For women who are pregnant and breastfeeding, eating at least 8 to 12 ounces of omega-3-rich seafood per week is important for brain development during the fetal and postnatal periods.  

In addition to omega-3s, fish have high-quality protein, brain-healthy vitamins and minerals, and less saturated fat, Gustashaw says. Be sure to bake, grill or broil your fish, as frying can defeat the health purpose. 

One caveat: Stick with lower-mercury seafood, such as salmon, anchovies, herring, shad, sardines, Pacific oysters, trout, and Atlantic and Pacific mackerel. Avoid the larger king mackerel, shark, tilefish, swordfish and ahi tuna, because they are high in mercury. 

Plant-based omega-3s

If you’re not a fish eater, try omega-3 fortified foods, such as some types of milk, yogurt, juice, soy milk and eggs. Seeds and nuts contain omega-3s called ALA, which your body converts to DHA and EPA, though in smaller amounts than from fish. Flaxseed, chia seeds, hemp seeds and walnuts are good choices. 

However, Subbaiah cautions, “The plant-based omega-3s may not be sufficient for the brain because conversion of ALA to EPA and DHA is very inefficient.” 

Even though they have fewer fatty acids, eating at least one cup of leafy greens and at least two tablespoons a day of seeds or ¼ cup a day of walnuts provides vitamins, minerals, fiber and protein, in addition to omega-3 fatty acids.  

What about supplements?

The multitude of omega-3 supplements on the market today makes you think that you should be taking supplements, right? 

Before you invest in fish oil capsules, note that the research on fish oil supplements and cognitive health is not conclusive.

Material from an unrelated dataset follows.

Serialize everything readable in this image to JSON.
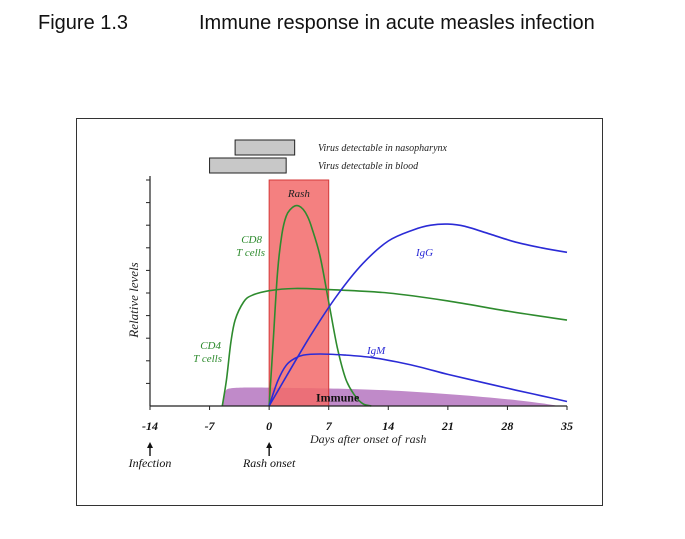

Taking omega-3 fish oil supplements may not have the same protective effect as eating fish.

A meta-analysis of 24 studies, published in the Journal of Psychopharmacology in 2015, found some marginal evidence that omega-3 supplementation improved cognition in those deficient in omega-3 fatty acids. But there was not evidence of a benefit for the general population and for those with neuro- developmental disorders. 

Subbaiah agrees that omega-3 supplements haven’t shown benefit for brain health. “Our studies show that the currently available supplements, including fish oil, krill oil, ethyl esters and free fatty acids, are not suitable for brain enrichment of omega-3,” says Subbaiah, who is planning clinical studies to examine specific forms of DHA and their effects on patients with dementia. 

While researchers continue to learn about supplements, there is certainly nothing fishy about the importance of omega-3 fatty acids for your brain and overall health.